In order to produce equitable outcomes for our students, our collaboration in our Multilingual California Alliance Project has been grounded and framed in Liberatory Design, led by Dr. Olympia Kyriakidis and our partners at the San Diego County Office of Education.

  • Create designs that help interrupt inequity and increase opportunity for those most impacted by oppression.
  • Transform power by shifting the relationships between those who hold power to design and those impacted by these designs
  • Generate critical learning and increased agency for those involve in the design work.

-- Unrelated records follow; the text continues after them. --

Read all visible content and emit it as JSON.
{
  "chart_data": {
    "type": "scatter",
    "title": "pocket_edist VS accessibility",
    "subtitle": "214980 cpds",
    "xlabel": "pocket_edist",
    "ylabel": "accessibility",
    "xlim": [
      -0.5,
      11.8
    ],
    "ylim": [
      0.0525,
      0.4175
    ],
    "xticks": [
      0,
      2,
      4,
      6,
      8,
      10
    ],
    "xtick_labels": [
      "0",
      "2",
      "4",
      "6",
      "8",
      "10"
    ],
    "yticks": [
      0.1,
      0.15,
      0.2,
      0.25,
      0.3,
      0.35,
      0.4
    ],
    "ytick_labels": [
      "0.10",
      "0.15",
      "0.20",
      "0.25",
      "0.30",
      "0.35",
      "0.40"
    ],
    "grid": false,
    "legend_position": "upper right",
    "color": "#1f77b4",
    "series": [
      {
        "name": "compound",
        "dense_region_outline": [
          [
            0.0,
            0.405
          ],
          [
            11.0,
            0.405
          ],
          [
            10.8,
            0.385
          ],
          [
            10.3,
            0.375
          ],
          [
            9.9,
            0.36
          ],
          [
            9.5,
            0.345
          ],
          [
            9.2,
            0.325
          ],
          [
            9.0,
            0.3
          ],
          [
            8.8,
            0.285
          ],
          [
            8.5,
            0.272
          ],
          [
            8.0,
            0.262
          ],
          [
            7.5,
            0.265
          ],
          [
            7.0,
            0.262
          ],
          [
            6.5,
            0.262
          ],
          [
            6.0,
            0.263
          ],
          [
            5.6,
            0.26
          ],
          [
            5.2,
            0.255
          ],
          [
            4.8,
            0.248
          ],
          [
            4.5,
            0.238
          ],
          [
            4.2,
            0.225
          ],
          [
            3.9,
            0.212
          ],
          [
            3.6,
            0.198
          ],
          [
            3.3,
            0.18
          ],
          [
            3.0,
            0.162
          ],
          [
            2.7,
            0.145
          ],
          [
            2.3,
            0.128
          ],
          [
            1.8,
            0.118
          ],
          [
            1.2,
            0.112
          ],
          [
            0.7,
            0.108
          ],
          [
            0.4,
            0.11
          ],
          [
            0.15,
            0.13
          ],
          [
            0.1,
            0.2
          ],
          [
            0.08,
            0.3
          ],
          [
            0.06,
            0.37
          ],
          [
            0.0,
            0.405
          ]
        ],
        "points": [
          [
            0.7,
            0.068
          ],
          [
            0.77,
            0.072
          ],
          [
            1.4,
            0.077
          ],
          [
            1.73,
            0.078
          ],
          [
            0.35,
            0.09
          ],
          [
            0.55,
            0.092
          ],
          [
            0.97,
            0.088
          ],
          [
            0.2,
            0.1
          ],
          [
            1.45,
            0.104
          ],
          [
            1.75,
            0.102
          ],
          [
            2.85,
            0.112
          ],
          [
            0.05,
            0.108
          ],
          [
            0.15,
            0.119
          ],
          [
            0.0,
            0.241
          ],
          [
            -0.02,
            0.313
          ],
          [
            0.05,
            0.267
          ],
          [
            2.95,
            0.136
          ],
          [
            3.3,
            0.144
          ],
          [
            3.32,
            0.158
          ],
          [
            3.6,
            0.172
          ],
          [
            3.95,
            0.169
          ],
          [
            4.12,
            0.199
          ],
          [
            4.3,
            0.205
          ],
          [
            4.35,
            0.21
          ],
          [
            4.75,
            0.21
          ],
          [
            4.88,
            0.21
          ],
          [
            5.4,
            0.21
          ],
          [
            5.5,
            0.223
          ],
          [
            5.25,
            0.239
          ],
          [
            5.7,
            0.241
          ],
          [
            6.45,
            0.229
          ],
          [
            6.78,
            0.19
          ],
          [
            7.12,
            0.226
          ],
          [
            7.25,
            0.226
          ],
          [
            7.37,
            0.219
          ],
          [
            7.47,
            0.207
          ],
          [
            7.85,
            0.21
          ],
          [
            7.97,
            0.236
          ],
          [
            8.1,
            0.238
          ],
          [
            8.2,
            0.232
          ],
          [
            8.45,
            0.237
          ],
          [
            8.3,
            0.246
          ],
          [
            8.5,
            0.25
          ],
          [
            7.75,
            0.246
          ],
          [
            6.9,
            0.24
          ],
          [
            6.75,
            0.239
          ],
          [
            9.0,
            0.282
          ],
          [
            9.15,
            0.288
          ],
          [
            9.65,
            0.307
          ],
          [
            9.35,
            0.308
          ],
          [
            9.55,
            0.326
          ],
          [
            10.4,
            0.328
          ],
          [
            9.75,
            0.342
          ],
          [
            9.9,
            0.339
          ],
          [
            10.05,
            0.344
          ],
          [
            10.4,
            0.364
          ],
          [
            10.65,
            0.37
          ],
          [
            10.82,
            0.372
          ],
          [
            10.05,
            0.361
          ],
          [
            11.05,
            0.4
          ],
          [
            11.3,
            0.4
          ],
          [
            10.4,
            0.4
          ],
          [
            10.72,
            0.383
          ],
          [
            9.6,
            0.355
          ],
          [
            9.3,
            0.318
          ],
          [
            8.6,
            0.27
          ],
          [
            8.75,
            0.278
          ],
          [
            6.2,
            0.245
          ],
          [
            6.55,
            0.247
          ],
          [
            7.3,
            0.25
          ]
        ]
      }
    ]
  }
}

Liberatory Design is both a flexible process that can be used by teams and a set of equity leadership habits that can be practiced daily. It can be used in a variety of ways and by a variety of actors, including innovation efforts, strategic planning, community-driven design, and collaborative teams. At the core of Liberatory Design are a set of beliefs:

  • Racism and inequity have been designed into systems and thus can be redesigned;
  • Designing for equity requires the meaningful participation of those impacted by inequity; and 
  • Equity-driven designs require equity and complexity informed processes.

The Liberatory Design approach and card deck was originally created as part of a collaboration between the National Equity Project (Victor Cary and Tom Malarkey) and the Stanford d.school’s K12 Lab (Tania AnaissieDavid Clifford, and Susie Wise) in 2016. This crew continues to collaborate on further developing this approach.